“But it is only for a few weeks,” said Cicely kindly. “Is there nothing else troubling you?”
“Oh! no,” replied Geneviève. But Cicely was not satisfied.
“Are you at a loss about your clothes, dear,” she inquired as the idea struck her suddenly. “I thought about them at once. Lady Frederica is rather particular about dressing.”
“Yes, I know,” answered Geneviève; “I have remarked that she is always très bien mise. I have thought about my dresses a little. Do you think they will not be pretty enough, Cicely?”
She looked up in her cousin’s face with genuine anxiety, though half afraid that Cicely would not treat the matter with the importance it deserved. But her fears were ill-founded.
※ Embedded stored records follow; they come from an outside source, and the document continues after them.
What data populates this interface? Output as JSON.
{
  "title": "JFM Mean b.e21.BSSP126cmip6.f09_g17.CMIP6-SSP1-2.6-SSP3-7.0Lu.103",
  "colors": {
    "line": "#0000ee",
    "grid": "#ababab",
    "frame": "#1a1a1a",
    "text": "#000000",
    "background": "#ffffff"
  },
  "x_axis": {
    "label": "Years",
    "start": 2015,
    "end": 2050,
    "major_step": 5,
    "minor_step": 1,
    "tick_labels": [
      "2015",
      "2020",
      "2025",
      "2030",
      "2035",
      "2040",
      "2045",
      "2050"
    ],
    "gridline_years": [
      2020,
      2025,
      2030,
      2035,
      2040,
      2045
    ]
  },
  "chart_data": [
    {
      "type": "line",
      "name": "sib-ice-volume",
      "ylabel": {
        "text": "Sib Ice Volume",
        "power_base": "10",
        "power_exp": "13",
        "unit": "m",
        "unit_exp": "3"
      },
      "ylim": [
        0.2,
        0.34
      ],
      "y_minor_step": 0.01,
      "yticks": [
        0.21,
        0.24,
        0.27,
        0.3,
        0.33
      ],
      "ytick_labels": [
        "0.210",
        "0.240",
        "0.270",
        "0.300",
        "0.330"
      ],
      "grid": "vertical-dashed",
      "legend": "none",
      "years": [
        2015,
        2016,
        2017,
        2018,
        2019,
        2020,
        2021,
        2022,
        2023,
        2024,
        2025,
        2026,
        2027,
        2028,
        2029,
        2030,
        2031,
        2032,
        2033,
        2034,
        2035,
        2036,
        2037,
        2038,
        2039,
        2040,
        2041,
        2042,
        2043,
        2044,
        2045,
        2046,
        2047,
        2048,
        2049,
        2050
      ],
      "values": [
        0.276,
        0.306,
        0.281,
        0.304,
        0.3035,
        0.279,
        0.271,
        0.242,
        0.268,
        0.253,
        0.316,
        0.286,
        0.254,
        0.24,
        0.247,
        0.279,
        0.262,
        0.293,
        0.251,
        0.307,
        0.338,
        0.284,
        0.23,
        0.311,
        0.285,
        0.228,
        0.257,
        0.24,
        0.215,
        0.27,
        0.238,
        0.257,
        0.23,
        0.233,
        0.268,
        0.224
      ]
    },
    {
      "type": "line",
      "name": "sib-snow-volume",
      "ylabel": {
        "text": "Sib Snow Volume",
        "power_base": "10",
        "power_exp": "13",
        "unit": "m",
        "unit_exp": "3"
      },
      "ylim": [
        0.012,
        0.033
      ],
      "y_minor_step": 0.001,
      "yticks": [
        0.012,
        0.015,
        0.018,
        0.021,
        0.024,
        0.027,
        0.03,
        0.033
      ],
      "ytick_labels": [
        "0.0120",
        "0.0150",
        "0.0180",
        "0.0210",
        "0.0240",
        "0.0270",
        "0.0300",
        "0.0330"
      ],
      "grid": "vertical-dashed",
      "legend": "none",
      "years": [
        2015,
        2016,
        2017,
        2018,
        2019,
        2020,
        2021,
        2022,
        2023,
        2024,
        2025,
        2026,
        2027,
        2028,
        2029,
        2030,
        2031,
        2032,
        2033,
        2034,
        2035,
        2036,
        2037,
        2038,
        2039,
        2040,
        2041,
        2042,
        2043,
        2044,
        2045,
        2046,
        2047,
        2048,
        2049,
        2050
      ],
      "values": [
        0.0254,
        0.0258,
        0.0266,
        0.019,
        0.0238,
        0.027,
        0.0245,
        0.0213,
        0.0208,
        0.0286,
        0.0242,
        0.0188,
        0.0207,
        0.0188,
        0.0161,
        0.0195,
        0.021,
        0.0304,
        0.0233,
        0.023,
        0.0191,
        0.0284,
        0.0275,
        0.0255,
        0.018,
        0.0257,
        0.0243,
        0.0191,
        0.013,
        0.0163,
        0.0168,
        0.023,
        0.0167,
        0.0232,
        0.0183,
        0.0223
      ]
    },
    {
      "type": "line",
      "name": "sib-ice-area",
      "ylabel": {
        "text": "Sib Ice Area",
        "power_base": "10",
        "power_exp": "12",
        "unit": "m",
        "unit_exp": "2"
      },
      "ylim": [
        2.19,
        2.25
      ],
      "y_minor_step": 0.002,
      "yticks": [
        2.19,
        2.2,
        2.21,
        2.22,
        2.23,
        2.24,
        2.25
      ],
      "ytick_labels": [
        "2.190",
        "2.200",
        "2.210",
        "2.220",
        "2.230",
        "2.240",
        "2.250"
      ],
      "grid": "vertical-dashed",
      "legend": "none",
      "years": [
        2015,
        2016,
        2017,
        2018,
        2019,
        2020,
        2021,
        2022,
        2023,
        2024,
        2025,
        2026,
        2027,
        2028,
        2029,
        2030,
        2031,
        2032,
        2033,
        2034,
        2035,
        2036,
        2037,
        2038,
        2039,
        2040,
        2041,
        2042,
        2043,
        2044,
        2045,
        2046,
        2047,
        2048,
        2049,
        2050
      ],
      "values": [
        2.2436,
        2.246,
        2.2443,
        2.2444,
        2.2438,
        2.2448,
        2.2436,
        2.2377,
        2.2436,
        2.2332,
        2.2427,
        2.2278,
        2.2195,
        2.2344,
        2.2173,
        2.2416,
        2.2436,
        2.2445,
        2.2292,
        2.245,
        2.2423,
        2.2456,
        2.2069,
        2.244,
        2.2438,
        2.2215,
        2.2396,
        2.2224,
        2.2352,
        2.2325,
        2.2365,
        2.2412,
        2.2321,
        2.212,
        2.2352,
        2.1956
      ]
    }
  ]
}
Her cousin seemed little less interested than herself in the important question.
“Those you have got are very pretty and suit you very well,” she replied. “But I was thinking that you have perhaps hardly enough. Travelling about with the Fawcetts will be very different from living here so quietly as we do. And there is not time to get any. But, Geneviève, you need not wear half mourning any more. I have two or three pretty dresses, almost new, that could very easily be altered for you. The principal alteration would be shortening the skirts. Parker could easily get them ready for you by Friday.
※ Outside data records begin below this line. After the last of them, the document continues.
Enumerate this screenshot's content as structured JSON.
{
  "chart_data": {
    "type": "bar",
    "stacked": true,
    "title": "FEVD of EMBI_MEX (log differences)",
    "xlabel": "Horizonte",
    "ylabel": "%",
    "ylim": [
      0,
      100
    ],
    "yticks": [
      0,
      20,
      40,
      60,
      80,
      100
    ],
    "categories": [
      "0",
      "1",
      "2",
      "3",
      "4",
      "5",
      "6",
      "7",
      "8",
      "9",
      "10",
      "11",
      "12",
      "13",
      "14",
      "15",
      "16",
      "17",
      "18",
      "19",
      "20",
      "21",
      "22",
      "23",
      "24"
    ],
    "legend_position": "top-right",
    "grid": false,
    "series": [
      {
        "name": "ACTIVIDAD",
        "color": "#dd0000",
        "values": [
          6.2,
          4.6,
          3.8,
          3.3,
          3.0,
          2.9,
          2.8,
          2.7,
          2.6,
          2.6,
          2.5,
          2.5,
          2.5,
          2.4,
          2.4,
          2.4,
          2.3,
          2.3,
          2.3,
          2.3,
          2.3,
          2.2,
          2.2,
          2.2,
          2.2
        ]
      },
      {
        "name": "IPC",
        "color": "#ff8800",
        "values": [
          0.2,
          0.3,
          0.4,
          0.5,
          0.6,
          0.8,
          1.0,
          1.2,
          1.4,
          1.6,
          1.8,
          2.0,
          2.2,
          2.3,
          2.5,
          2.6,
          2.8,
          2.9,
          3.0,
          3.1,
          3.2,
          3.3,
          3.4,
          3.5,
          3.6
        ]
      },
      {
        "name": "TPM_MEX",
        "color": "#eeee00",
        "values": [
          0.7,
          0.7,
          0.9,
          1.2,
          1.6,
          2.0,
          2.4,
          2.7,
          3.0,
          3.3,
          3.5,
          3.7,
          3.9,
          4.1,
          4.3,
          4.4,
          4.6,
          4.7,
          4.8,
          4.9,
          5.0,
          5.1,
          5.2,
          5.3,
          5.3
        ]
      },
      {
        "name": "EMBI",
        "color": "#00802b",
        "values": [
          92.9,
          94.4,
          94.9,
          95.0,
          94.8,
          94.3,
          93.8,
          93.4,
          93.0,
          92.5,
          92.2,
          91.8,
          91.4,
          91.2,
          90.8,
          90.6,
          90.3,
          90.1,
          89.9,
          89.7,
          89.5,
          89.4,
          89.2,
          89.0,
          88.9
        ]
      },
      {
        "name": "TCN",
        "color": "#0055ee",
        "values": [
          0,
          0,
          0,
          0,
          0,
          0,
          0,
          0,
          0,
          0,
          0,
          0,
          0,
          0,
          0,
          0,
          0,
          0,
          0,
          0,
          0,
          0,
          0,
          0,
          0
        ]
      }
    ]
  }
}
“Oh! Cicely, how very, very kind you are!” exclaimed Geneviève; and Cicely looking at her was surprised to see that there were actually tears in her eyes.
“Geneviève, you silly child,” she said, “you think far too much of a mere trifle! It is a great pleasure to me to see you pleased. Would you like to come up to my room now, and I will show you the dresses I think you would like? There are a pretty grey silk, and a blue and white gauze, and a white dress—a sort of poplin—that I am sure would suit you. The white dress is trimmed with rose colour.”
Geneviève’s eyes sparkled. In five minutes she was feeling and looking perfectly happy, standing amidst her cousin’s pretty wardrobe, which Parker was quite as ready to exhibit as mademoiselle was to admire.
“What beautiful dresses you have, Cicely!” she observed with a little sigh. “I suppose you wear all these a great deal when you are not in mourning.”